December 24, 2025 by Rohit Roy

From my school days to university, I kept circling back to the same uncomfortable question: what does learning better even mean?

Because I didn’t always learn better growing up.

I learned to get good grades.

You don’t always get time to let your curiosity drive. I’d read, get a rough sense of the concepts. Study. Skim. Perform. Forget. Repeat. The machine worked. The grades came. But somewhere along the way, the thing that used to make learning feel alive — curiosity — went quiet.

The Storage Drive Problem

You probably know the feeling. You start learning something new, and the first thing you do is build a checklist. Ten articles, three videos, a course. You’re not chasing a question anymore. You’re filling your head like a storage drive.

That’s information.

It isn’t the same thing as understanding.

Look at what happens when you approach learning without a guiding question:

learning driven by checklist

You encounter random facts. Questions come from checklist, not curiosity. There’s no anchor point. The ideas are there, but they don’t quite click with what you already know. You try to force connections (that weak dotted line), but nothing sticks. Most of what you encounter remains disconnected. Facts try to connect, but find nowhere to attach.

Now let’s look at another approach of learning.

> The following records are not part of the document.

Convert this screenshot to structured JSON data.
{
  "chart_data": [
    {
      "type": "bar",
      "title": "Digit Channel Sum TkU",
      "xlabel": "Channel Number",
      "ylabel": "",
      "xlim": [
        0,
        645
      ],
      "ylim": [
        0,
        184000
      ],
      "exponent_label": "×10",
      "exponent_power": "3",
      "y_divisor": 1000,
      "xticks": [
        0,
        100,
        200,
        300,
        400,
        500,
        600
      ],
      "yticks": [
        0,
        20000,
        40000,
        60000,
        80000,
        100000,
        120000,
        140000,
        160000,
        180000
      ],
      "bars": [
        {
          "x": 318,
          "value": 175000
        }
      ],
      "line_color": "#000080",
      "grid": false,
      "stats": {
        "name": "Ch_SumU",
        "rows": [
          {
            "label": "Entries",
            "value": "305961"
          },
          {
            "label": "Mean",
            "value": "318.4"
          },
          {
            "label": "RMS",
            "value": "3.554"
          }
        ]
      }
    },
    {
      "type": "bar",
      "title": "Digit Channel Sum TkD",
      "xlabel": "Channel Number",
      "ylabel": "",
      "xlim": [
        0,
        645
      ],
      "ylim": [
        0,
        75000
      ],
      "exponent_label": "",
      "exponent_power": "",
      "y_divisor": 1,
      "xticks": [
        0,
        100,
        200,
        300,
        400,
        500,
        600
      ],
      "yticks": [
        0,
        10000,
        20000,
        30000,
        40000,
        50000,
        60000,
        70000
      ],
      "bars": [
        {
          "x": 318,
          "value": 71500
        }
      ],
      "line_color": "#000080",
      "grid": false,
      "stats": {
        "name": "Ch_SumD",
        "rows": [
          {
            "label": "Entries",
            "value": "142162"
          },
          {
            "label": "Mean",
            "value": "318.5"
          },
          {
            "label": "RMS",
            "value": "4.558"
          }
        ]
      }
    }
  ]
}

learning driven by curiosity

You start from what you already know. A question emerges — something you’re genuinely curious about. That question creates a bridge. New understanding connects naturally to old understanding. The structure grows organically.

The Architecture of Understanding

Cognitive science tells us: we only learn well when new ideas attach themselves to old ones.

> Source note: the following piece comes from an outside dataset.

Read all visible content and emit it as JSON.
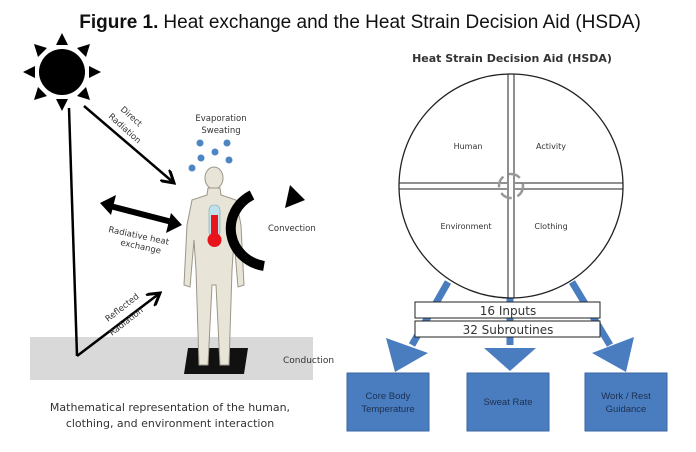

This isn’t a metaphor. This is literally how knowledge works.

Constructivism — the learning theory pioneered by Piaget and expanded by Vygotsky — tells us that understanding is built, not transferred. You can’t pour knowledge into an empty vessel. Instead, learners construct new understanding by connecting it to what they already know. Piaget called this assimilation (fitting new info into existing schemas) and accommodation (modifying schemas when new info doesn’t quite fit). For example, as a child, when you saw a four-legged animal, you learned it was a dog. That’s new information. Then you learned a four-legged animal could also be a cat. Now you’ve modified your existing knowledge of four-legged animals.

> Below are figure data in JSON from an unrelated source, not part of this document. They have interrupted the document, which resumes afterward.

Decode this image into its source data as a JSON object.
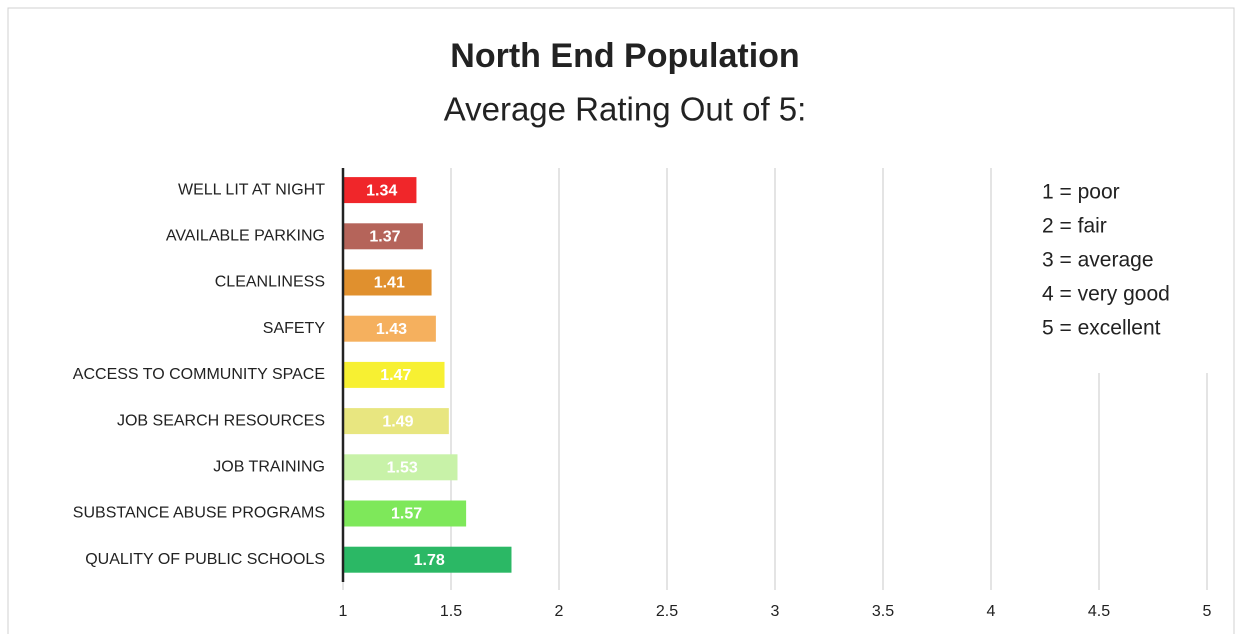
{
  "chart_data": {
    "type": "hbar",
    "title": "North End Population",
    "subtitle": "Average Rating Out of 5:",
    "categories": [
      "WELL LIT AT NIGHT",
      "AVAILABLE PARKING",
      "CLEANLINESS",
      "SAFETY",
      "ACCESS TO COMMUNITY SPACE",
      "JOB SEARCH RESOURCES",
      "JOB TRAINING",
      "SUBSTANCE ABUSE PROGRAMS",
      "QUALITY OF PUBLIC SCHOOLS"
    ],
    "values": [
      1.34,
      1.37,
      1.41,
      1.43,
      1.47,
      1.49,
      1.53,
      1.57,
      1.78
    ],
    "colors": [
      "#f0262a",
      "#b5645a",
      "#e0902e",
      "#f5b05e",
      "#f7f032",
      "#e8e680",
      "#c8f2a8",
      "#7ee85a",
      "#2bb865"
    ],
    "xlim": [
      1,
      5
    ],
    "xticks": [
      1,
      1.5,
      2,
      2.5,
      3,
      3.5,
      4,
      4.5,
      5
    ],
    "grid": true,
    "annotations": [
      "1 = poor",
      "2 = fair",
      "3 = average",
      "4 = very good",
      "5 = excellent"
    ]
  }
}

But here’s what the textbooks don’t emphasize enough: you need a reason to build.

That reason is curiosity.

Curiosity does the architectural work for us. It creates a little hook in the mind. A question appears, and suddenly the next piece of knowledge has somewhere to land. And then the next. And the next.

It’s like first-principles thinking, but gentler. You don’t strip everything down to atoms. You just start from what you already understand and ask the next honest question.

“i know velocity changes when something pushes on an object. so why does a rocket accelerate when nothing seems to push on it?”

Now you’re not throwing facts into silence. You’re following a thread.

Why This Matters

The dominant model of education treats learning like data transfer: here’s the curriculum, here’s the material, here’s the test. Learn this, then this, then this. But without curiosity, without genuine questions connecting each piece, you end up with a head full of floating facts that never quite make sense.

Vygotsky introduced the concept of the zone of proximal development — the sweet spot between what you can do alone and what’s completely beyond you. But you only enter that zone when you’re reaching for something. When you have a question pulling you forward.

zone of proximal development

Learning Better

So what does learning “better” actually mean?

Not faster. Not more efficiently. Not optimized for recall on a test.

Better means feeding curiosity instead of feeding memory.

It means starting with genuine questions — your questions, not someone else’s learning objectives. It means building outward from what you already understand rather than trying to memorize disconnected facts. It means letting understanding grow organically.

So write your questions from curiosity. Explore them. Write what you understand — in your own words. Notice the next question that emerges. Follow it.

References

Fosnot, Catherine Twomey. “Constructivism: a psychological theory of learning.” (1996).